PURPOSE OF THE STUDY.
To evaluate for agreement between the results of skin prick tests (SPTs) and serum-specific immunoglobulin E (SSIgE) testing for sensitivity to environmental aeroallergens and food allergens in children. The authors of this study also assessed the associations between SPTs with positive results and the presence of atopic dermatitis in children from ages 1 to 6 years.
Test results were available for 204 children from rural areas in France, who were recruited through the Protection against Allergy: Study in Rural Environments (PASTURE) project, which included a cohort of European children managed from birth to 10 years of age to determine the effect of farm exposure on the occurrence of allergies.
SPTs, atopic dermatitis evaluations using Scoring Atopic Dermatitis Severity Scores, and SSIgE levels were completed at the following ages: 1 year, 4.5 years, and 6 years. SPTs and SSIgE testing were performed for a panel of common aeroallergens and food allergens at each visit. An overall SPT with positive results was defined as at least 1 SPT resulting in a reaction covering ≥3 mm of skin, induced by an allergen from among the following categories: seasonal aeroallergen, perennial aeroallergen, food allergen, or any allergen. An overall SSIgE test with positive results was defined as at least 1 SSIgE test with positive results from among the same categories, and 4 different cutoffs for positive results of SSIgE testing were used for analysis (0.2, 0.35, 0.7, and 3.5 IU/mL). κ-Coefficients were calculated to assess for agreement, and a value of >0.61 was defined as good agreement.

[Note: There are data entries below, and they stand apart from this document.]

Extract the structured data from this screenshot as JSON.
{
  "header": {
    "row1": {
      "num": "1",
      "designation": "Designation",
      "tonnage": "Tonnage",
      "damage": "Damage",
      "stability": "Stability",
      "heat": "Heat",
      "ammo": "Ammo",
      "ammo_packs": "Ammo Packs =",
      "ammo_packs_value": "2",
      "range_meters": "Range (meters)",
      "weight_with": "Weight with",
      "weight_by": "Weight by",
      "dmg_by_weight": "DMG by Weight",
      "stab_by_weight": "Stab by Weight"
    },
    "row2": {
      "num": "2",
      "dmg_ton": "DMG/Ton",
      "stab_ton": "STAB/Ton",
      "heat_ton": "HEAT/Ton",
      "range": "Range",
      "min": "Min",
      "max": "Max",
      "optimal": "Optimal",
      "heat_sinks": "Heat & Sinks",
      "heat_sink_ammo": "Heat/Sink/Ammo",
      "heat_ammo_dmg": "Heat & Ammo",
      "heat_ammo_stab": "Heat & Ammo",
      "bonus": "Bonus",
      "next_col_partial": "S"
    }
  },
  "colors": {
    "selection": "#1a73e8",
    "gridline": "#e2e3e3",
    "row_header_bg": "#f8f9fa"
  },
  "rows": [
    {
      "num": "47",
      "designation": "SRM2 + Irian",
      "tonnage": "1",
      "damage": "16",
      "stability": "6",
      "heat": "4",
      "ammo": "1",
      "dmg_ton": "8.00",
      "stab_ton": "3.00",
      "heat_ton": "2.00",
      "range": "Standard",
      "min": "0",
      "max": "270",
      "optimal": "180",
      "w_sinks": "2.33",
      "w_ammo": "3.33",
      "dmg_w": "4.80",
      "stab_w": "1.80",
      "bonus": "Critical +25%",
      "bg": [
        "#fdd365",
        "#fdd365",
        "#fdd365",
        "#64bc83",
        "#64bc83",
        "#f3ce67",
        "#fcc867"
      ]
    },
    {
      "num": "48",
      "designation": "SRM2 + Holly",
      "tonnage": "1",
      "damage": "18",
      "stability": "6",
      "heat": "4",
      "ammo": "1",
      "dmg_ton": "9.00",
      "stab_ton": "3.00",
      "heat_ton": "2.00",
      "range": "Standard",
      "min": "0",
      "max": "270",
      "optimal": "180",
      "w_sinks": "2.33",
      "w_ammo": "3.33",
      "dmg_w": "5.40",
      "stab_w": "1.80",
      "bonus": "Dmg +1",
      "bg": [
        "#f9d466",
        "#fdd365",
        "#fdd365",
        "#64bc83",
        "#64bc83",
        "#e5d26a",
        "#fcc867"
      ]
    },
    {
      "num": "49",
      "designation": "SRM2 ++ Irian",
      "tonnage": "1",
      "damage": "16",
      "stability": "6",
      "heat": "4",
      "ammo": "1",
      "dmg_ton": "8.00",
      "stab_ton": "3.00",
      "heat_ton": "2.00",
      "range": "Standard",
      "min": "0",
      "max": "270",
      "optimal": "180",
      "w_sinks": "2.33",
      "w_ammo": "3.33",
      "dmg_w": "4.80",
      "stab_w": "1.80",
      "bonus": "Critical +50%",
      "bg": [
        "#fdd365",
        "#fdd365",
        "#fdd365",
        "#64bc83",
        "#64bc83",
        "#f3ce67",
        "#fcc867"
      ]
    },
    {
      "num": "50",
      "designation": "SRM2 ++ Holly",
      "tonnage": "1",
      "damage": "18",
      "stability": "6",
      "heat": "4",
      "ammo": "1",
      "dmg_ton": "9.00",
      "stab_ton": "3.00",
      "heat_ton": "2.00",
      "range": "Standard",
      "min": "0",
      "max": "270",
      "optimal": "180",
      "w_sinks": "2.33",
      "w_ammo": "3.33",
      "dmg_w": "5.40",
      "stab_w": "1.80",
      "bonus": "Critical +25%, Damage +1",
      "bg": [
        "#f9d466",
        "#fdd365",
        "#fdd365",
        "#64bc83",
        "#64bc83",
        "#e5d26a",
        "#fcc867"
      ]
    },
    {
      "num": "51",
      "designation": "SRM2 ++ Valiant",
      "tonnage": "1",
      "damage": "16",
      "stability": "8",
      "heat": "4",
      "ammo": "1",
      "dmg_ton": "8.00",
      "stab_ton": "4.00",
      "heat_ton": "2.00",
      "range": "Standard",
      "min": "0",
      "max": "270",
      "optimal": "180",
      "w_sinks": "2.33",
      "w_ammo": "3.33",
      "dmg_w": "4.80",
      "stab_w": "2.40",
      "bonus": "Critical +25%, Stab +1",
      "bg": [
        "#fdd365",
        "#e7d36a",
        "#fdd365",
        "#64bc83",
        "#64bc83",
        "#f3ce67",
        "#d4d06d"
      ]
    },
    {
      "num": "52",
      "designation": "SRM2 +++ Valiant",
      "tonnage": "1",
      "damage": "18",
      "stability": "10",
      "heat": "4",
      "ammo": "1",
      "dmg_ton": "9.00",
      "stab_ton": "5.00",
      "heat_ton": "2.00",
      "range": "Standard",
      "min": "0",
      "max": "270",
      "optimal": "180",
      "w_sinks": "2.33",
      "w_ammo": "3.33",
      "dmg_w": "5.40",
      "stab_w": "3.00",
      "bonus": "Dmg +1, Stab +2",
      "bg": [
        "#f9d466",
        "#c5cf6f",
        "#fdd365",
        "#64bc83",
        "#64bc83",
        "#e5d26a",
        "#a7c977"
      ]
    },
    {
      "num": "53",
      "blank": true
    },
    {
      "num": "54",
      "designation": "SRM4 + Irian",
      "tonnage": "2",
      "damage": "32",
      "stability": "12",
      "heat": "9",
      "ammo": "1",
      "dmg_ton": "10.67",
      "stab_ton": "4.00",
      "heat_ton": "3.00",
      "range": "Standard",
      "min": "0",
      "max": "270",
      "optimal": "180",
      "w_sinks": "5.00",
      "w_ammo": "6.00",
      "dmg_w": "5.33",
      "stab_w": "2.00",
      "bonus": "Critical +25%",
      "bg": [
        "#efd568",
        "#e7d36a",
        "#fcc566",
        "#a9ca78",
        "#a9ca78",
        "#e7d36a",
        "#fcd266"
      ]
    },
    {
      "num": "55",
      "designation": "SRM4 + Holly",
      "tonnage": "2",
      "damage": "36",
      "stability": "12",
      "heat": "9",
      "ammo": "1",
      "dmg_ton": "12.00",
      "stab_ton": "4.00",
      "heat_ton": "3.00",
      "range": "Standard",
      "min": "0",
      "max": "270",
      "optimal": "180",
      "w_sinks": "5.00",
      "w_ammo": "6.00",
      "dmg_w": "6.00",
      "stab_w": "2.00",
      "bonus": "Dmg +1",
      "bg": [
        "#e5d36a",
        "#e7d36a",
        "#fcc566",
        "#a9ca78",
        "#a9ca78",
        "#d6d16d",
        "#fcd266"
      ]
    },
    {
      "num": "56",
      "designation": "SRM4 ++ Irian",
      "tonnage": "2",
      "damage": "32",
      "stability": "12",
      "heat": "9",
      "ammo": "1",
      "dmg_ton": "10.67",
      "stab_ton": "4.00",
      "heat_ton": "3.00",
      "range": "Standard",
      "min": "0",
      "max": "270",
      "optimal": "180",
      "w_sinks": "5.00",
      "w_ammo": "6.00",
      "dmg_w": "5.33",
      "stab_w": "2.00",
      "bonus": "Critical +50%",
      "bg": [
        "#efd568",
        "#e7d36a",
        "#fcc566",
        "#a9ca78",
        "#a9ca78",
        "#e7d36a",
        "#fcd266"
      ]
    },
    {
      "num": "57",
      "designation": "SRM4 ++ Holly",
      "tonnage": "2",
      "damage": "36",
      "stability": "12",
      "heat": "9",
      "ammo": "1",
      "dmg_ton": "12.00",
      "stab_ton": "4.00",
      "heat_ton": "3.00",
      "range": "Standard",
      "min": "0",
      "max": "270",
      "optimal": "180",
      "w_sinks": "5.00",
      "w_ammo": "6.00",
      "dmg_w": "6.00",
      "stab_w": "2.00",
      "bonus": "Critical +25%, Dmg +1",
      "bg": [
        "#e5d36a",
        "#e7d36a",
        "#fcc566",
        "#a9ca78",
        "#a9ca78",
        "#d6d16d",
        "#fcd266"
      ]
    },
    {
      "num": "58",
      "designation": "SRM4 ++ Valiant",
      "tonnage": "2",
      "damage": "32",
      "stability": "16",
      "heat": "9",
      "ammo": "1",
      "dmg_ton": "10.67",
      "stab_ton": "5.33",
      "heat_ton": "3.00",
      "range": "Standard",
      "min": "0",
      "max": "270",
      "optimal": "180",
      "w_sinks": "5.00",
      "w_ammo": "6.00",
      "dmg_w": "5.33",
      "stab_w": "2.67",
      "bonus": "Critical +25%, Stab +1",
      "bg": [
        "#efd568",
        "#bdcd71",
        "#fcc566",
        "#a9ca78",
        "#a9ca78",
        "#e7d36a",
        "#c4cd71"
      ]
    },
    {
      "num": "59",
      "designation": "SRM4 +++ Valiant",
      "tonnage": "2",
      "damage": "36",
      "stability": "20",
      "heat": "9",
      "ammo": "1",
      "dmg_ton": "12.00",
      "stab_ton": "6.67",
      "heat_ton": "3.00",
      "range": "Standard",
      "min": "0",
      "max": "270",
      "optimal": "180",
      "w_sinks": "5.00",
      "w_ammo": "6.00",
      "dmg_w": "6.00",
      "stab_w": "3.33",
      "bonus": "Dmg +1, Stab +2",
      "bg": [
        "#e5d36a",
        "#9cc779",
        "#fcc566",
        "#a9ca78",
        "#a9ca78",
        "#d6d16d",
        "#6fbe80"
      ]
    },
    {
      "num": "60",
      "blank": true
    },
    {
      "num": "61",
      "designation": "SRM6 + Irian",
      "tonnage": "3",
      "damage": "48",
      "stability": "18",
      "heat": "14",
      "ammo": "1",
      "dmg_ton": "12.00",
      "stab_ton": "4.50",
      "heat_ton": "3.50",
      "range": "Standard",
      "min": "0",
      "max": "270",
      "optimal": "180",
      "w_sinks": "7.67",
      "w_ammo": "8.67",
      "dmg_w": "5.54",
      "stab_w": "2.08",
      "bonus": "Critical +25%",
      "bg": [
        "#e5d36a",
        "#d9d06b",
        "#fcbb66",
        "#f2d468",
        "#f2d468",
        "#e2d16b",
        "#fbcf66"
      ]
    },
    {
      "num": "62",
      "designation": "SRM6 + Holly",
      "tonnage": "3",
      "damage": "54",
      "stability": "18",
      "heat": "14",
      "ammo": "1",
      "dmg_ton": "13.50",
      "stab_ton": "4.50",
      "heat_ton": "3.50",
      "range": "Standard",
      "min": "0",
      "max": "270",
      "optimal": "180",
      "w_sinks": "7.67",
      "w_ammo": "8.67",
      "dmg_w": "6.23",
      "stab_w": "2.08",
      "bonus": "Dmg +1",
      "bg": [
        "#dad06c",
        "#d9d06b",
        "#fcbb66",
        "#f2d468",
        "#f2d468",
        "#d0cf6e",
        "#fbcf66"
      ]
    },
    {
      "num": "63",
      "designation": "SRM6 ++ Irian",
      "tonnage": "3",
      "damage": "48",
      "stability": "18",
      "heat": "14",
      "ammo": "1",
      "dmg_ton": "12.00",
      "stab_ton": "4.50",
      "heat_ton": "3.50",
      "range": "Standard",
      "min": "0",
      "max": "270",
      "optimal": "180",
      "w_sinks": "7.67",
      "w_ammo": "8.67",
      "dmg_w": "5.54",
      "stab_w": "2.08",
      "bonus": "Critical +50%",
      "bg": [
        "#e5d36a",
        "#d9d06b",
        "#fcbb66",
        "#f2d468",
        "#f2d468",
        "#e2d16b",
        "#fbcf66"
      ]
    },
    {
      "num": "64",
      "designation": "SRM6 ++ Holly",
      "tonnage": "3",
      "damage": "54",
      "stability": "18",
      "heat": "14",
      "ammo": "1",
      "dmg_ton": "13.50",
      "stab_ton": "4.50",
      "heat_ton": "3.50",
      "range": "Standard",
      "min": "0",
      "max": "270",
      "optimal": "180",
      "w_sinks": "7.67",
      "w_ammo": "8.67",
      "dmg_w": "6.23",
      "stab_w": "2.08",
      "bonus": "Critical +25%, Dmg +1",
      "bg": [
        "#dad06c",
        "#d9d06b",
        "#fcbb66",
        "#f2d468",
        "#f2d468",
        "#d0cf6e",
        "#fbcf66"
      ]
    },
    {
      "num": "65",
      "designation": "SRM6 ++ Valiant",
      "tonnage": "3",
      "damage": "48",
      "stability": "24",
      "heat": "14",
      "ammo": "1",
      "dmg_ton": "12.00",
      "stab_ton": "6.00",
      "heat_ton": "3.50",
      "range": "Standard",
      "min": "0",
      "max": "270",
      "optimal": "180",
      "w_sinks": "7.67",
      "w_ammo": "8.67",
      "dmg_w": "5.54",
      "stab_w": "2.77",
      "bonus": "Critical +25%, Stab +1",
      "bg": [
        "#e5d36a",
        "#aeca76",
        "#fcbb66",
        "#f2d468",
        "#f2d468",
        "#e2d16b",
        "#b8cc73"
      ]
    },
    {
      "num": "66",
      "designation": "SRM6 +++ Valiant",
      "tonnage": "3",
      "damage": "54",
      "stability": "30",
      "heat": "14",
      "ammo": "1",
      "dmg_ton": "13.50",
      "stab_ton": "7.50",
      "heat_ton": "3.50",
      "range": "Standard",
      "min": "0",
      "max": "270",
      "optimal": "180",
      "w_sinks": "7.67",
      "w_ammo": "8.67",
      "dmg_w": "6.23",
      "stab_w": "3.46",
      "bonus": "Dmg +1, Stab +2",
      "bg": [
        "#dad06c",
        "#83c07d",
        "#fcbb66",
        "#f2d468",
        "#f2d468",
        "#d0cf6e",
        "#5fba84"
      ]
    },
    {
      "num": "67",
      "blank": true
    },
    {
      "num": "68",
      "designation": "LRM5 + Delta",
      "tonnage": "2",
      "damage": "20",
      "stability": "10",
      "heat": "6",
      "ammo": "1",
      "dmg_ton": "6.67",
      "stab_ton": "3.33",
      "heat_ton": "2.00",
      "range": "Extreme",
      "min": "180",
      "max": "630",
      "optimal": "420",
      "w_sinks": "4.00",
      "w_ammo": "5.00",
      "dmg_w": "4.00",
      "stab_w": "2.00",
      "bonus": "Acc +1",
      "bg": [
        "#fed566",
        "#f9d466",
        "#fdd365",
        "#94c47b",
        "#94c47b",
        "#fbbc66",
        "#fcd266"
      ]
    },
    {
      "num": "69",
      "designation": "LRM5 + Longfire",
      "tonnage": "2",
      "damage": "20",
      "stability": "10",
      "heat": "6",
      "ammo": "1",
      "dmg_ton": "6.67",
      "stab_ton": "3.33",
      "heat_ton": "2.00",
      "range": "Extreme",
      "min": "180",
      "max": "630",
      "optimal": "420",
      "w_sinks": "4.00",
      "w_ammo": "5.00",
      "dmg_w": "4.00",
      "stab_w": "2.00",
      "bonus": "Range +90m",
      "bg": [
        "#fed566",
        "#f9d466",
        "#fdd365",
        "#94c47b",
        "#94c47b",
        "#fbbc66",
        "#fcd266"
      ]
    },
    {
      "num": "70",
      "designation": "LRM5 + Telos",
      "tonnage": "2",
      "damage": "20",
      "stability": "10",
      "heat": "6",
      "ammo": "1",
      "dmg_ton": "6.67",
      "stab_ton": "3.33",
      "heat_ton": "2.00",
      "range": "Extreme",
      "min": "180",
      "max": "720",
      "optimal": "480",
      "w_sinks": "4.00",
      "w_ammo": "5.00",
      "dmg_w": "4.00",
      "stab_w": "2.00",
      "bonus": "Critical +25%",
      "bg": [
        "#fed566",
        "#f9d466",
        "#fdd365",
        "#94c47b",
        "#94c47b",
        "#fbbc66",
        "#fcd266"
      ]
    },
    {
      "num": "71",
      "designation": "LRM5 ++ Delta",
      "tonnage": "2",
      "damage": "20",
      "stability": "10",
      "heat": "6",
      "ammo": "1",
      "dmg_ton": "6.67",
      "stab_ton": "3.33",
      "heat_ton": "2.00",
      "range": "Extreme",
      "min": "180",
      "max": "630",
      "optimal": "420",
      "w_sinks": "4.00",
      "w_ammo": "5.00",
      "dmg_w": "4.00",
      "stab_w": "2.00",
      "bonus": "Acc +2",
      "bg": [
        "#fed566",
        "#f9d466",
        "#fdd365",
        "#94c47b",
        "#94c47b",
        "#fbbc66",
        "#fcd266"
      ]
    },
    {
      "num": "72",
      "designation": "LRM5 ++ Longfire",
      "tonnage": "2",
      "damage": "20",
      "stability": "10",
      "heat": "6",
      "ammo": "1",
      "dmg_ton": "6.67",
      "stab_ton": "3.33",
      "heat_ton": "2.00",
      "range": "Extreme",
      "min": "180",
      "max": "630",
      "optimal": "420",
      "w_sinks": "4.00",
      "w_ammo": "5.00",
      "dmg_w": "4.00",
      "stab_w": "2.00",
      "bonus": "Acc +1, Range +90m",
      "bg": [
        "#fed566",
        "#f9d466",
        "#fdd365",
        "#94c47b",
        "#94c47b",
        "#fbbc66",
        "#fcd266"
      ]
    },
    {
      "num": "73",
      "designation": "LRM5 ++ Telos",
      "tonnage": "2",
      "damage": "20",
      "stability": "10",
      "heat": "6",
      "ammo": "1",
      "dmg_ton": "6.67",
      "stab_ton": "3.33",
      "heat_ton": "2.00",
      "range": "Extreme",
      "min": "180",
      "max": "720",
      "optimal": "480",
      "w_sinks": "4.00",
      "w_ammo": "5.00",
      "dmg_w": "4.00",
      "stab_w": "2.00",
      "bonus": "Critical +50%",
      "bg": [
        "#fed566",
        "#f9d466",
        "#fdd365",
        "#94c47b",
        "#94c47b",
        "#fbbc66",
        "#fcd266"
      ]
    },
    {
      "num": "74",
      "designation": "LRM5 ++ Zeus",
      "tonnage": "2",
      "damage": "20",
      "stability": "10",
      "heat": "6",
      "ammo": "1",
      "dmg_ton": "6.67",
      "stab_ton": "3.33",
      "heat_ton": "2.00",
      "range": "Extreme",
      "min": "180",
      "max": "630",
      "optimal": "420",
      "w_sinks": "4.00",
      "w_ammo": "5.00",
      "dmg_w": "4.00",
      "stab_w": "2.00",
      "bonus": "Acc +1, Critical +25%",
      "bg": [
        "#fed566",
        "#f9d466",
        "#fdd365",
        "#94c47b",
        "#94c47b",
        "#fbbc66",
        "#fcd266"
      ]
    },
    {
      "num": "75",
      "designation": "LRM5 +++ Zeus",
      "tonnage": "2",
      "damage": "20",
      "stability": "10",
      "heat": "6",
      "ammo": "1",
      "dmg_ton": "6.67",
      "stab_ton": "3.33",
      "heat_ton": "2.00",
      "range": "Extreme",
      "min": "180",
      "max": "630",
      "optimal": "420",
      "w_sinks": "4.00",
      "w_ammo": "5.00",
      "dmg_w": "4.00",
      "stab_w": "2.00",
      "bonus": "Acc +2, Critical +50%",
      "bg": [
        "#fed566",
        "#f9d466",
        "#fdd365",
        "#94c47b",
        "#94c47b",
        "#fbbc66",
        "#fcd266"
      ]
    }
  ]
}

One hundred and thirty-seven children completed all 3 study visits. Overall, SPTs and SSIgE tests had inconsistent results, despite analyzing with different immunoglobulin E cutoffs. There were some specific exceptions in which the 2 tests trended toward agreement, but that agreement level did not reach statistical significance. SPT and SSIgE test results approached agreement for both perennial and seasonal aeroallergens at 6 years of age when they used an immunoglobulin E cutoff of >0.7 IU/mL (κ-coefficient = 0.69, 95% confidence interval [CI]: 0.52–0.86; and κ-coefficient = 0.66, 95% CI 0.49–0.83, respectively). Test results trended toward consistency between SPTs and SSIgE testing at 6 years of age when using an SSIgE cutoff of >3.5 IU/mL, but only for seasonal aeroallergens (κ-coefficient = 0.69, 95% CI: 0.51–0.87). As for the occurrence of atopic dermatitis at any time point during the follow-up period lasting up to 6 years of age, positive SPT results at 1 year of age to at least 1 aeroallergen or food allergen was associated with an increased diagnosis of atopic dermatitis (P = .007). The majority of these atopic dermatitis patients with positive results from SPTs at 1 year of age were sensitized to food (91.6%), most commonly eggs (83%).
There is poor agreement between the results of SPTs and SSIgE tests in early childhood, particularly in testing for sensitivity to food allergens and in testing at a younger age; therefore, these 2 tests cannot be used interchangeably. At least 1 SPT with positive results for sensitivity to an aeroallergen or food allergen at 1 year of age was predictive of the occurrence of atopic dermatitis during the follow-up period lasting up to 6 years of age.
This birth cohort study is unique in that it evaluates for consistency between the results of SPTs and SSIgE levels over time in the early childhood population. Exploration in a more diverse population that is not limited to the rural setting and in a larger cohort would be beneficial because a low number of subjects in this study had positive SPT results. The poor correlation between SPT and SSIgE test results seen in this study provides additional insight regarding the development and natural course of sensitization in early childhood and suggests that correlation with clinical outcomes remains essential.